Murat Gezici ise, “Sandığın hukukunu ancak mahallede gezerek koruyabilirsiniz” diyerek, CHP’nin her sandığa bir avukat söyleminin kendi seçmenini rehavete yönelteceğini ileri sürdü.
“Muhalefetin, her sandığa bir avukat söyleminden çok bugünden itibaren sahada kolektif olarak bire bir çalışma yapması lazım, 100 bin gönüllüyle evlerin zillerine basarak, bire bir temas ve ikna yöntemi kullanmalı” diyen Gezici, İstanbul’da oy vermeyen mütedeyyin, orta sınıfın altında gelir grubuna ait seçmene TV kanallarıyla ulaşmanın mümkün olmadığını ileri sürdü. Gezici, bu seçmenlere ancak “farklı kanaat önderleriyle” ulaşılabileceğini savundu.
“Muhalefetin stratejisi dışarıdan anlaşılmıyor”
ANAR Başkanı İbrahim Uslu da, muhalefet önünde zorluklar olduğunu belirterek şunları söyledi: “CHP’nin, YSK kararından sonra nasıl kazanacağını planlaması gerekiyor. Burada çok fazla sayıda bileşenden oluşmanın handikapları var. Artı, dokuz günlük bir bayram tatilinden sonra ne kadarının geri döneceği önemli. HDP ve İYİ Parti tabanında bayramı memleketinde geçirecek çok sayıda insan var. AKP ve MHP kendi tabanını kontrol ediyor ama CHP’nin İYİ Parti ya da diğer partilerin tabanını kontrol etmesi kolay değil. Kendi adayınız olmayan bir aday için kampanya yürütülmesi ve bu insanların sandığa çekilmesi zor.”
Uslu, “İlk kez yapılacak bir seçime giriliyormuş gibi bir hava var. Muhalefet, mağduriyet pozisyonunu ıskaladığı gibi, direnişçi pozisyonunu da ıskaladı. İktidar mağduriyet avantajını kaptırmama stratejisini başarılı şekilde sürdürüyor. İktidarın bir stratejisi var ve bunu uyguluyor ama muhalefetin dışarıdan bakınca stratejisinin ne olduğu anlaşılmıyor” diye konuştu.
Murat Gezici, AKP-MHP ittifakının bu seçimleri alma şansının daha yüksek olduğunu öne sürerek, buna bu seçimlerde Maltepe, Silivri ve Beşiktaş’ta oy pusulasında MHP logosunun olmamasını gerekçe gösterdi. Gezici, geçen seçimlerde buralarda MHP adayıyla seçimlere giren ittifakın, muhafazakâr seçmenin gözünde olumsuz bir izlenim yarattığını savundu.

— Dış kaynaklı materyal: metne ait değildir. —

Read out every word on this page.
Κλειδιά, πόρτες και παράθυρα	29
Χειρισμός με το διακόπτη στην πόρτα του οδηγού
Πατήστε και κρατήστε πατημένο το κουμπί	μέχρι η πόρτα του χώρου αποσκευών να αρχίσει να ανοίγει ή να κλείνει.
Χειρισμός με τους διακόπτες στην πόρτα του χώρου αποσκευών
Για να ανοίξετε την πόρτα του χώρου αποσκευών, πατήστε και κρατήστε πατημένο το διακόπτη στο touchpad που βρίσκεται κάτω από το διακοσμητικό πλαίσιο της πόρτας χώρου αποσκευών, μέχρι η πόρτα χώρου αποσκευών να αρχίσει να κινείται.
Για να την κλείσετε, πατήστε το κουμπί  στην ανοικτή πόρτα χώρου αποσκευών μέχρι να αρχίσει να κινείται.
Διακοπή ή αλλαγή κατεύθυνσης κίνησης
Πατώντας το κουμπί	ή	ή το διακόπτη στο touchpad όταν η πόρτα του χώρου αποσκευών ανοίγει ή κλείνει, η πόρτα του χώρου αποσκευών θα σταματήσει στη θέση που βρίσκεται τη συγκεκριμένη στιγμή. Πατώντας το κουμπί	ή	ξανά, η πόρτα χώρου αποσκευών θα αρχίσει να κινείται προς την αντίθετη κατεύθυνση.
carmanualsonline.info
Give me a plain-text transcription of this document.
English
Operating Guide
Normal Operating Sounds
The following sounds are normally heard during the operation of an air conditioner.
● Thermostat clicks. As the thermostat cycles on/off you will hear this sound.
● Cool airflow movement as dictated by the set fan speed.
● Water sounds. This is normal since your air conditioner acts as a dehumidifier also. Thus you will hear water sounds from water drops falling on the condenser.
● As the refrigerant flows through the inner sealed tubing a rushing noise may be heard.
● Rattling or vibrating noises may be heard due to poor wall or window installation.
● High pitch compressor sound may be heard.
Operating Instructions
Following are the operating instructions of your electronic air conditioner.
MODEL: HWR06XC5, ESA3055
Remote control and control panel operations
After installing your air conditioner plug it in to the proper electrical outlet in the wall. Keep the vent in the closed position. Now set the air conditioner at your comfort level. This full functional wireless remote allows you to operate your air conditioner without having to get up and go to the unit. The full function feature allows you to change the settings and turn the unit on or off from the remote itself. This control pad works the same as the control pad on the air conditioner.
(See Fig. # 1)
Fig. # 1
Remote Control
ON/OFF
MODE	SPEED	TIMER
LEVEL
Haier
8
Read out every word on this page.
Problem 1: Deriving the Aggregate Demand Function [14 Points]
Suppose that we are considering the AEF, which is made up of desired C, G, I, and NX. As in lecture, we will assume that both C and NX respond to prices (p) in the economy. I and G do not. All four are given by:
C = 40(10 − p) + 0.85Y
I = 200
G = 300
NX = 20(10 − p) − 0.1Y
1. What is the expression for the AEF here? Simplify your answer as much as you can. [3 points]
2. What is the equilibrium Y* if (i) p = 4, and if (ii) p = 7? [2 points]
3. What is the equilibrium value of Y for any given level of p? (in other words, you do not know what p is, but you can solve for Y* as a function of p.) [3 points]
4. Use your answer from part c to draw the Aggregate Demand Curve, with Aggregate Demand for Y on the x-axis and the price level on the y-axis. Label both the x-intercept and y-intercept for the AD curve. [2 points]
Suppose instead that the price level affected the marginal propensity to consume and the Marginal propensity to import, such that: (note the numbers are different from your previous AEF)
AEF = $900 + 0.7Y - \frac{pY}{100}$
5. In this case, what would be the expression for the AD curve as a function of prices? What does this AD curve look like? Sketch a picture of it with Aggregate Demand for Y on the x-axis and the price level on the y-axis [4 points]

Gezici, gelecek seçimlerde yalnızca büyükşehir belediye başkanı seçilecek olmasından dolayı oy pusulalarında yalnızca AKP adayının olacak olmasının iktidar için avantaj olduğunu savundu. Murat Gezici, “muhalefetin ‘Her şey çok güzel olacak’ sloganının tamamen seküler seçmeni mobilize etmeye yönelik bir slogan” olduğunu belirterek, muhalefetin seçimlere tek bir sloganla girmesinin intihar olacağını da sözlerine ekledi.